TNI dan Nelayan Berkolaborasi: Cerita Inspiratif yang Bikin Netizen Salut

13 April 2026 Bengkulu 0 views

Program TNI Manunggal Membangun Desa (TMMD) memfasilitasi kolaborasi inspiratif antara TNI dan nelayan di Bengkulu untuk membangun dermaga yang sangat dibutuhkan. Proyek ini tidak hanya meningkatkan ekonomi nelayan melalui infrastruktur yang lebih baik, tetapi juga memperkuat hubungan sosial dan kepercayaan antara TNI dengan masyarakat. Kisah ini menjadi pengingat bahwa solusi efektif untuk masalah lokal seringkali lahir dari kerja sama nyata dan gotong royong.

TNI dan Nelayan Berkolaborasi: Cerita Inspiratif yang Bikin Netizen Salut

Bayangin, kamu nelayan yang setiap hari cari ikan di laut lepas, tapi pulangnya susah sandar perahu karena gak ada dermaga. Itulah yang dirasakan nelayan di salah satu wilayah di Bengkulu. Sumber daya terbatas, impian punya tempat sandar yang aman kayak cuma mimpi. Tapi, cerita ini gak berhenti di situ—justru di sinilah awal cerita inspiratif tentang kolaborasi yang bikin banyak orang tersentuh dan ngasih salut.

TNI Turun Tangan, Bukan Cuma Bawa Alat

Lewat program TNI Manunggal Membangun Desa (TMMD), TNI hadir bukan cuma sebagai pasukan berseragam dengan alat berat. Mereka datang dengan pendekatan berbeda: duduk bareng, ngobrol langsung dengan warga, termasuk para nelayan, untuk benar-benar dengerin kebutuhan mereka. Gak cuma perintah, tapi diskusi. Gak cuma rencana dari atas, tapi solusi dari bawah. Lalu, mereka turun tangan langsung—bekerja bahu-membahu dengan masyarakat membangun dermaga atau jetty yang selama ini diidamkan.

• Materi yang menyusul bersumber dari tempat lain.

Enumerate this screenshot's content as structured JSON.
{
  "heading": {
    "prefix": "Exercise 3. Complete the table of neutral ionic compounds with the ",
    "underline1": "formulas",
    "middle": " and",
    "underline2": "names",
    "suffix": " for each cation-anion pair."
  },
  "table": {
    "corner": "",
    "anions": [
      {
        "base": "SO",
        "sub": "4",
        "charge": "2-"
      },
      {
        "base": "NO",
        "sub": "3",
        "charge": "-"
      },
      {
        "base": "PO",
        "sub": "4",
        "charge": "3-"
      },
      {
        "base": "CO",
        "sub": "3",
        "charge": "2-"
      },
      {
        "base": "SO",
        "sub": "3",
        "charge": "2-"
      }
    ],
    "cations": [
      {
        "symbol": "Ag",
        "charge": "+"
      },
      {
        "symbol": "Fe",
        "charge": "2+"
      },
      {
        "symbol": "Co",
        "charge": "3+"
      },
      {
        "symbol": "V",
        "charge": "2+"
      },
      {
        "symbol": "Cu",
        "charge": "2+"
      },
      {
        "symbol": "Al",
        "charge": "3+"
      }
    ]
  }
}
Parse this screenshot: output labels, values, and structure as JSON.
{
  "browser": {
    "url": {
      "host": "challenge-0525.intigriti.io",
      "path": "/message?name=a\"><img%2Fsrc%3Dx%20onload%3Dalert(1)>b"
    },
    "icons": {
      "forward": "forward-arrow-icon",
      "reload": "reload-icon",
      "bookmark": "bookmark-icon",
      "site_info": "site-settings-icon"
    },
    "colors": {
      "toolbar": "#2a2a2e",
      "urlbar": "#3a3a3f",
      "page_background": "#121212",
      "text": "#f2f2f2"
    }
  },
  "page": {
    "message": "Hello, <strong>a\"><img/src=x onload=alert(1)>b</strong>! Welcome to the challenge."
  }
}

Ini bukan proyek seremonial belaka. Proses membangunnya dilakukan bersama-sama. TNI menyediakan tenaga ahli, peralatan, dan koordinasi, sementara warga lokal pun terlibat aktif. Hasilnya, pembangunan berjalan lebih cepat dan tepat sasaran karena berdasarkan dialog langsung. Kolaborasi ini menunjukkan bahwa TNI bisa lebih dekat dan relevan dengan masalah sehari-hari rakyat, jauh dari citra yang kaku dan jauh di atas.

Dampaknya Lebih dari Sekedar Dermaga

Lantas, apa sih manfaatnya buat masyarakat, terutama para nelayan? Pertama, secara ekonomi, dermaga yang layak membuat aktivitas bongkar muat ikan jadi lebih aman dan efisien. Kerusakan perahu berkurang, waktu kerja lebih singkat, dan hasil tangkapan bisa lebih cepat sampai ke pasar atau konsumen. Kedua, dari sisi sosial, proyek ini memperkuat hubungan antara TNI dan warga. Rasa saling percaya tumbuh, dan masyarakat merasa didengarkan serta dibantu oleh institusi negara.

Yang nggak kalah penting, proyek seperti ini punya efek berantai. Dengan infrastruktur yang memadai, produktivitas nelayan bisa meningkat, yang pada akhirnya mendukung ketahanan pangan lokal dan perekonomian keluarga. Bagi generasi muda di wilayah tersebut, ini juga bisa menjadi inspirasi bahwa pembangunan bisa diraih dengan gotong royong dan dukungan dari berbagai pihak.

Cerita inspiratif dari Bengkulu ini sebenarnya adalah cermin kecil dari potensi besar yang ada di berbagai daerah Indonesia. Seringkali, solusi untuk masalah lokal—seperti kurangnya infrastruktur dasar—bukan datang dari proyek megah yang sentralistik, tapi justru dari kolaborasi yang tulus antara masyarakat dan institusi seperti TNI. Program TMMD menjadi jembatan yang mempertemukan kebutuhan riil di lapangan dengan kapasitas dan sumber daya yang dimiliki.

Buat kita yang hidup di kota, cerita ini mengingatkan kembali pada esensi gotong royong di era modern. Di tengah kehidupan individualistik dan serba cepat, nilai bekerja sama, mendengarkan, dan turun tangan langsung masih sangat powerful. Ini menunjukkan bahwa perubahan positif kerap dimulai dari hal-hal konkret dan sederhana yang dilakukan bersama. Jadi, cerita TNI dan nelayan ini bukan cuma tentang pembangunan fisik, tapi juga tentang membangun kembali ikatan sosial dan kepercayaan yang mungkin sempat renggang.